A dolarização daria também lugar a uma corrida à moeda norte-americana – e isso daria com certeza espaço à criação (se é que não existe já) de um mercado negro de compra e venda de dólares, o que iria influenciar por seu turno o preço do dinheiro. Segundo o mesmo jornal, seriam necessários entre 35 mil milhões e 50 mil milhões de dólares, mas o banco central argentino só terá 7,3 mil milhões.

Vale a pena recordar que o Equador e El Salvador dolarizaram as suas economias no início dos anos 2000. Em janeiro de 2000, o presidente equatoriano à época, Jamil Mahuad Witt, anunciou a dolarização da economia do país. A medida promoveu a estabilidade monetária, algo que não era visto desde o longínquo 1970, mas eliminou a possibilidade de o governo utilizar políticas cambiais para responder a choques externos, recorda um artigo da brasileira “Veja”. Entre 2000, quando a economia equatoriana foi dolarizada, e 2022, o PIB do país cresceu, em média, 2,9% ao ano.
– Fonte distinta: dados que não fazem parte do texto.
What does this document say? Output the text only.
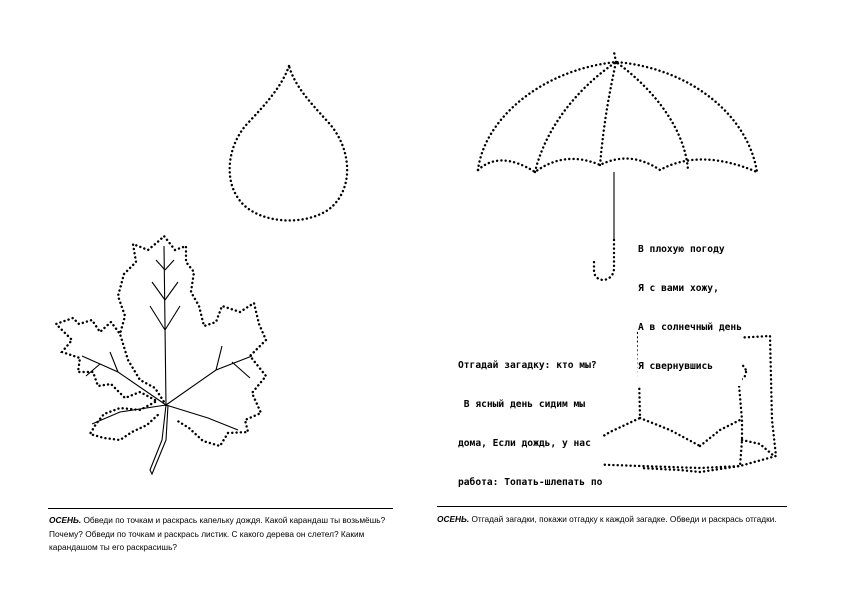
В плохую погоду

Я с вами хожу,

А в солнечный день

Я свернувшись

Отгадай загадку: кто мы?

В ясный день сидим мы

дома, Если дождь, у нас

работа: Топать-шлепать по

ОСЕНЬ. Обведи по точкам и раскрась капельку дождя. Какой карандаш ты возьмёшь? Почему? Обведи по точкам и раскрась листик. С какого дерева он слетел? Каким карандашом ты его раскрасишь?
ОСЕНЬ. Отгадай загадки, покажи отгадку к каждой загадке. Обведи и раскрась отгадки.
Francisco Zalles foi o ‘pai’ da dolarização do Equador e, citado pela “Veja”, afirma que a alteração é indolor e não é demasiado difícil de conseguir.
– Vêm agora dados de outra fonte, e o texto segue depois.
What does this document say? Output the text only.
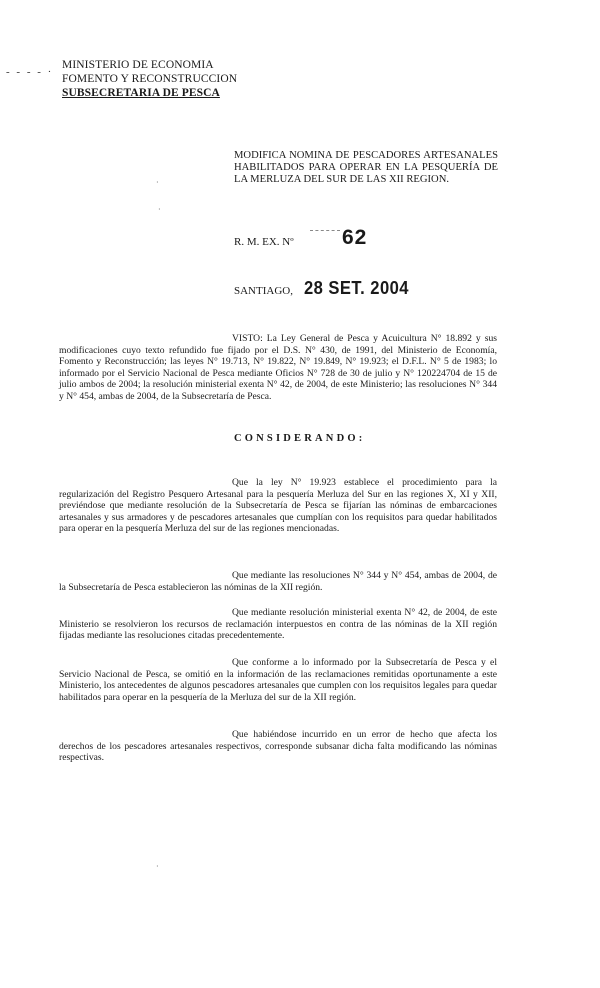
- - - - ·
MINISTERIO DE ECONOMIA
FOMENTO Y RECONSTRUCCION
SUBSECRETARIA DE PESCA
MODIFICA NOMINA DE PESCADORES ARTESANALES HABILITADOS PARA OPERAR EN LA PESQUERÍA DE LA MERLUZA DEL SUR DE LAS XII REGION.
·
·
R. M. EX. Nº 62
SANTIAGO, 28 SET. 2004
VISTO: La Ley General de Pesca y Acuicultura N° 18.892 y sus modificaciones cuyo texto refundido fue fijado por el D.S. N° 430, de 1991, del Ministerio de Economía, Fomento y Reconstrucción; las leyes N° 19.713, N° 19.822, N° 19.849, N° 19.923; el D.F.L. N° 5 de 1983; lo informado por el Servicio Nacional de Pesca mediante Oficios N° 728 de 30 de julio y N° 120224704 de 15 de julio ambos de 2004; la resolución ministerial exenta N° 42, de 2004, de este Ministerio; las resoluciones N° 344 y N° 454, ambas de 2004, de la Subsecretaría de Pesca.
CONSIDERANDO:
Que la ley N° 19.923 establece el procedimiento para la regularización del Registro Pesquero Artesanal para la pesquería Merluza del Sur en las regiones X, XI y XII, previéndose que mediante resolución de la Subsecretaría de Pesca se fijarían las nóminas de embarcaciones artesanales y sus armadores y de pescadores artesanales que cumplían con los requisitos para quedar habilitados para operar en la pesquería Merluza del sur de las regiones mencionadas.
Que mediante las resoluciones N° 344 y N° 454, ambas de 2004, de la Subsecretaría de Pesca establecieron las nóminas de la XII región.
Que mediante resolución ministerial exenta N° 42, de 2004, de este Ministerio se resolvieron los recursos de reclamación interpuestos en contra de las nóminas de la XII región fijadas mediante las resoluciones citadas precedentemente.
Que conforme a lo informado por la Subsecretaría de Pesca y el Servicio Nacional de Pesca, se omitió en la información de las reclamaciones remitidas oportunamente a este Ministerio, los antecedentes de algunos pescadores artesanales que cumplen con los requisitos legales para quedar habilitados para operar en la pesquería de la Merluza del sur de la XII región.
Que habiéndose incurrido en un error de hecho que afecta los derechos de los pescadores artesanales respectivos, corresponde subsanar dicha falta modificando las nóminas respectivas.
·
Já a Bloomberg recorda que a Argentina não tem dólares suficientes para proceder à dolarização. De qualquer modo, o sistema foi adotado – temporariamente – noutras regiões do globo e nem em todas foi um desastre. Mas, citando o caso do Equador e analisando as palavras de Zalles, a Bloomberg afirma que o economista está a ser demasiado otimista. Entre outras razões, porque o sistema nunca foi tentado numa economia tão grande como a da Argentina. Mais ainda, nunca foi tentado numa economia tão aberta ao exterior como a Argentina – o que iria impactar de forma não totalmente esclarecida com economias vizinhas, desde logo a brasileira. Ecomistas brasileiros citados pela imprensa recordam que as transações entre os dois países já são processadas em dólares - mas o novo sistema, a ser implementado, envolve riscos que não estão eficazmente estudados. Até porque, ao contrário do que sucedia com o Equador, o principal ativo da Argentina não é petróleo - a commodity é transacionada em dólares em todo o mundo, pelo que a dolarização do 'pequeno' Equador não é transponível para a Argentina.

Para todos os efeitos, e segundo a imprensa argentina, a dolarização exigiria aprovação no Congresso, mas Javier Milei dificilmente terá a maioria necessária para o fazer. A coligação Liberdade Avança, que lançou o agora novo presidente, fundada há apenas dois anos, terá 38 deputados numa câmara de 257 membros e oito senadores num total de 72. Foi criada com o objetivo de participar nas eleições legislativas de 2021 e nas presidenciais deste ano.